* Shell guides to weaker downstream margins
* Maintains capex at lower end of $24-$29 bln range
* Writedowns follow several other oil majors
(Recasts, updates throughout)
By Ron Bousso and Pushkala Aripaka
Dec 20 (Reuters) - Royal Dutch Shell said on Friday
it expects to write down up to $2.3 billion in the fourth
quarter, the latest major energy company forced to shrink
estimates for sector values due to a weaker economic outlook.
In a trading update ahead of full year results, Shell also
said it expected weaker margins in its refining, trading and
marketing division while maintaining spending on the lower end
of forecasts amid slowing demand for oil and gas.

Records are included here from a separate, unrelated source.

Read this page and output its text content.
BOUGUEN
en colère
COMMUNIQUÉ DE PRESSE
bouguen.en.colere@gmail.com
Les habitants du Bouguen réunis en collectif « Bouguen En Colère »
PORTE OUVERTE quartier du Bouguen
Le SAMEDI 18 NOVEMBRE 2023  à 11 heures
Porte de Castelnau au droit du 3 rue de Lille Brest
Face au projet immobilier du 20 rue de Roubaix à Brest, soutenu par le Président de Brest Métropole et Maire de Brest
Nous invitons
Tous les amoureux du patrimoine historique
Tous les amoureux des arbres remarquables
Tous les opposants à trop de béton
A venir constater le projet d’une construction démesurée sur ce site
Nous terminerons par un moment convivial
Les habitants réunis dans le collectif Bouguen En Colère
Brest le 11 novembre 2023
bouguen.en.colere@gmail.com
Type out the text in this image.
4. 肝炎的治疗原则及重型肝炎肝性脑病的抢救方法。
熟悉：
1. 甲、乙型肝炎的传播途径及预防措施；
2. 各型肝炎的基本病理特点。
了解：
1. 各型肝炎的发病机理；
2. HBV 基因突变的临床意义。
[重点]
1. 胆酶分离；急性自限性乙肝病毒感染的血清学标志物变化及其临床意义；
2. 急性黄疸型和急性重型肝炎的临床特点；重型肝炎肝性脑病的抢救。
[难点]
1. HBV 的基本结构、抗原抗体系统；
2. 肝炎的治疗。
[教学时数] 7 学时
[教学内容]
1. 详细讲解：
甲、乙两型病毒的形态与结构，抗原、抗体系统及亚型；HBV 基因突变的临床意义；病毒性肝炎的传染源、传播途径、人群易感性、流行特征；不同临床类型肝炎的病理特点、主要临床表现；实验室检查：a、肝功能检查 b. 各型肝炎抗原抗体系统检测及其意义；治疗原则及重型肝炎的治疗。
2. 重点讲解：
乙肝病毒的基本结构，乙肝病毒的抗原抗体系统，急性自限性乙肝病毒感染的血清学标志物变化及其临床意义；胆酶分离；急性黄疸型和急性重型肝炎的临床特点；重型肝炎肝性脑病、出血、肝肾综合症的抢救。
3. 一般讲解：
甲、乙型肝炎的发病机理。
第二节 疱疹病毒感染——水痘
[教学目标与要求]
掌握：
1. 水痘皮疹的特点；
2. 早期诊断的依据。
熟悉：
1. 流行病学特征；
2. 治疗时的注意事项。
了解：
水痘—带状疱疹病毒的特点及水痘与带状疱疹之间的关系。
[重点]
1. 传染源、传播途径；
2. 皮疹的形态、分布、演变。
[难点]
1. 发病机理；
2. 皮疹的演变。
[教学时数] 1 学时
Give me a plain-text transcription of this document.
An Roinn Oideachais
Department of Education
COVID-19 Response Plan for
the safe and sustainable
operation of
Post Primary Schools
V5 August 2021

The Anglo-Dutch company warned in October that trade
tensions between the United States and China, the world's two
largest energy consumers, could hurt demand and take a toll on
its performance.
Shell said it expects to take post-tax impairment charges in
a range between $1.7 billion and $2.3 billion for the quarter
"based on the macro outlook". It did not say which assets the
impairments relate to.
Since October, rivals Chevron, BP, Equinor
and Spain's Repsol all wrote down a total of
around $20 billion, primarily in U.S. shale gas assets due to
lower long-term gas prices.
The impairment will likely increase Shell's debt ratio, or
gearing, which the company has struggled to reduce in recent
years.
"This reduction in guidance and impairment appears to show
that management underestimated how much weaker oil prices would
be in the latter part of this year, as well as underestimating
future demand for oil, along with its by-products," said Michael
Hewson, chief market Analyst at CMC Markets UK.
Its shares were down 0.9% by 1000 GMT, compared with slight
gains on the broader European energy index.
Shell, which had beaten third-quarter profit expectations on
strong oil and gas trading, also warned that higher taxes would
hit earnings by about $500 million to $600 million in the fourth
quarter.
The company added that it expects additional well write-offs
in the range of $100 million to $200 million in the period,
while 2019 capital expenditure is expected to be at the lower
end of its guidance range of $24 billion to $29 billion.
Production of oil and gas is expected to be higher from the
third quarter while liquefied natural gas (LNG) volumes are in
line with previous forecasts at between 8.8 and 9.4 million
tonnes.
Shell reports fourth quarter results on Jan. 30, 2020.